Autres facteurs contribuants

Même sans la présence de FODMAPs, j’ai certaines situations qui semblent des facteurs déterminants à mes symptômes:

  • Les aliments gras;
  • Trop manger dans un repas (pas seulement les fameux ‘ballonnements’ ressentis normalement par le commun des mortels);
  • L’alcool (je bois très peu maintenant, et on s’entend que ce n’est pas bon tout court);
  • Les médicaments (du style ibuprofen et acétaminophène)… ce qui peut être bien malcommode parfois;
  • Les changements de température importants (passer à un espace climatisé l’été);
  • Simplement avoir trop chaud (magasiner avec un manteau d’hiver ou les journées très chaudes d’été);
  • La fatigue (tout va moins bien de toute façon);
  • Trop de stress (ben oui le maudit stress) ou l’anxiété;
  • L’entourage peu compréhensible de votre situation. C’est vraiment une cause de stress très important sur votre état. Je sais que j’ai déjà nommé le stress comme facteur, mais je tiens à mettre celui de l’avant. Avoir une équipe pour vous aider et non pour vous blâmer, c’est vraiment un plus!

Conclusion

De mon expérience, trouver ce qui peut aider à mieux vivre avec les symptômes du SCI est spécifique à chaque personne et leurs besoins. J’ai lu beaucoup d’articles qui prêchent beaucoup la méditation et l’hypnose. Personnellement, j’ai essayé les deux pendant une période de temps relativement importante sans amélioration. D’autres personnes préfèrent utiliser la médication ou les probiotiques. Pour moi, les médicaments n’étaient pas mon choix préféré, car j’ai tendance à souvent avoir des effets secondaires avec ces derniers. Aussi, je n’aime pas l’idée d’être dépendant d’une pilule pour aller mieux et, dans ce cas, j’ai le choix de ne pas l’être (laissons ça pour les problèmes qui en exigent). Les probiotiques semblent ne faire absolument rien pour moi.

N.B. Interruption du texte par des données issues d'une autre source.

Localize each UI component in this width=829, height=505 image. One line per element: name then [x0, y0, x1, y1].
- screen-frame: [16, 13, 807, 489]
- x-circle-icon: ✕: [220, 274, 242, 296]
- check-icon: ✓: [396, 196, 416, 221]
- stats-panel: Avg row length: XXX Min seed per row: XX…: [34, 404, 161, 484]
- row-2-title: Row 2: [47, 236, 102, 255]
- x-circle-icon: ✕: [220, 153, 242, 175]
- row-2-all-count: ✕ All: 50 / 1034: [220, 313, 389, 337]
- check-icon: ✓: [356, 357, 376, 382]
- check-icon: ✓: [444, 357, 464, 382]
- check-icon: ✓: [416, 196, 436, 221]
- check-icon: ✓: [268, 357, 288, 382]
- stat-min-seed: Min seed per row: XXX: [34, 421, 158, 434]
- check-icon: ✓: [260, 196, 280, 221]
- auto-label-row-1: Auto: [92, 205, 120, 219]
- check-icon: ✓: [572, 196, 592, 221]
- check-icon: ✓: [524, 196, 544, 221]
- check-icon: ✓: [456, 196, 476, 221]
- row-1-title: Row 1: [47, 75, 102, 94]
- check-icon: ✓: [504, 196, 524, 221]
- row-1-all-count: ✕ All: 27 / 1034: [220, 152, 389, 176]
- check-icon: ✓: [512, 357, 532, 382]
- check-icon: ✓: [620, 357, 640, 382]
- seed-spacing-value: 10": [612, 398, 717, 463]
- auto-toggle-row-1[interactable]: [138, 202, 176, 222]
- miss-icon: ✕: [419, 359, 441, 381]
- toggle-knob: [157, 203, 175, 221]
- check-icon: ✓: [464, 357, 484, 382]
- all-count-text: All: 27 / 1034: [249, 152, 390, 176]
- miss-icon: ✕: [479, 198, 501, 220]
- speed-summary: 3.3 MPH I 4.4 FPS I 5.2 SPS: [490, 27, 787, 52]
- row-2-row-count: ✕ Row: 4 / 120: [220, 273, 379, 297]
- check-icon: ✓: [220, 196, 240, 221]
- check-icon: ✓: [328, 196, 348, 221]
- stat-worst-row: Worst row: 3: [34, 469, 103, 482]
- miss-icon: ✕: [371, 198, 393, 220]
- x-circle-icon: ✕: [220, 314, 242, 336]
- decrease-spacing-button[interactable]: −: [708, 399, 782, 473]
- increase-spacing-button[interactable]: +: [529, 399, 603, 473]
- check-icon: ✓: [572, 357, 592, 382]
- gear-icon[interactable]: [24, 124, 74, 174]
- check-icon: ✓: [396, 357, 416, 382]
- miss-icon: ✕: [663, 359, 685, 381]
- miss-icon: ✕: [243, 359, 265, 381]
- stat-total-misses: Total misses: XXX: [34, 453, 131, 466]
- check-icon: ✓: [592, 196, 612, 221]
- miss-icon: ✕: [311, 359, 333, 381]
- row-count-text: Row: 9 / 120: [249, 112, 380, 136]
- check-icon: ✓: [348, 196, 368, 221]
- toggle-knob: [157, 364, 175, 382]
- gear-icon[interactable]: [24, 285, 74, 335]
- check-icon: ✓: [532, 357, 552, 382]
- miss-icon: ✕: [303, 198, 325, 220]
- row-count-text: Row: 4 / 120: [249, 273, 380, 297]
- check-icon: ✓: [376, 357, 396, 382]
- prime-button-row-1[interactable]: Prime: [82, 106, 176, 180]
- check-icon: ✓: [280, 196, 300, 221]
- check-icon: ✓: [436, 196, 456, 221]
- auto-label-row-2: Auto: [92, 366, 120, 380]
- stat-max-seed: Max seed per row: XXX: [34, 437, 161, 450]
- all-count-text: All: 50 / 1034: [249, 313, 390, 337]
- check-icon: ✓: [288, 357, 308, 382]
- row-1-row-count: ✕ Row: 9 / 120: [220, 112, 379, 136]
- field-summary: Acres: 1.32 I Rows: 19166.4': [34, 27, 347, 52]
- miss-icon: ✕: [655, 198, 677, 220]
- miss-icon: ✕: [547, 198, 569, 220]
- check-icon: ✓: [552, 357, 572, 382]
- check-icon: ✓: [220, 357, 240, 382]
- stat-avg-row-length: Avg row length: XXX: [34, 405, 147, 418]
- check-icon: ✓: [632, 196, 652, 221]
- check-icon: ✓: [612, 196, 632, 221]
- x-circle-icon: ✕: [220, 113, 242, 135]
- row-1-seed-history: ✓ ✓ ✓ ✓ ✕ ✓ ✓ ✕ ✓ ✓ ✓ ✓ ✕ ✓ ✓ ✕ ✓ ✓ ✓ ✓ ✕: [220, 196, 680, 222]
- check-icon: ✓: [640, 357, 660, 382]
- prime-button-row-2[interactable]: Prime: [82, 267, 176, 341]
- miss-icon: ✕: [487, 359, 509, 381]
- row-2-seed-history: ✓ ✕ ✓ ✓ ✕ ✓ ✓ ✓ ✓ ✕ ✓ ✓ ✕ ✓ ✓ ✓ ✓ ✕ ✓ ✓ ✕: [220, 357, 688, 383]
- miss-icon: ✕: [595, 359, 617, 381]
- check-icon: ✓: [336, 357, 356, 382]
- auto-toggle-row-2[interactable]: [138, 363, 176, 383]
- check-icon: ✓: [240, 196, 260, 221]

Je pense que l’important c’est de se sentir bien et de ne pas se créer de stress supplémentaire à cause de nos choix. J’ai eu la chance d’avoir un conjoint qui m’a aidé dans ma diète (c’est lui qui cuisine la plupart du temps) et de consulter une nutritionniste pour guider mes choix. Ce n’est pas toujours accessible pour tout le monde et je me sens privilégié d’avoir pu le faire.

( ! ) Dans mon dernier article sur le SCI, j’ai mis plein de liens intéressants pour des ressources à propos du SCI et de la diète faible en FODMAP.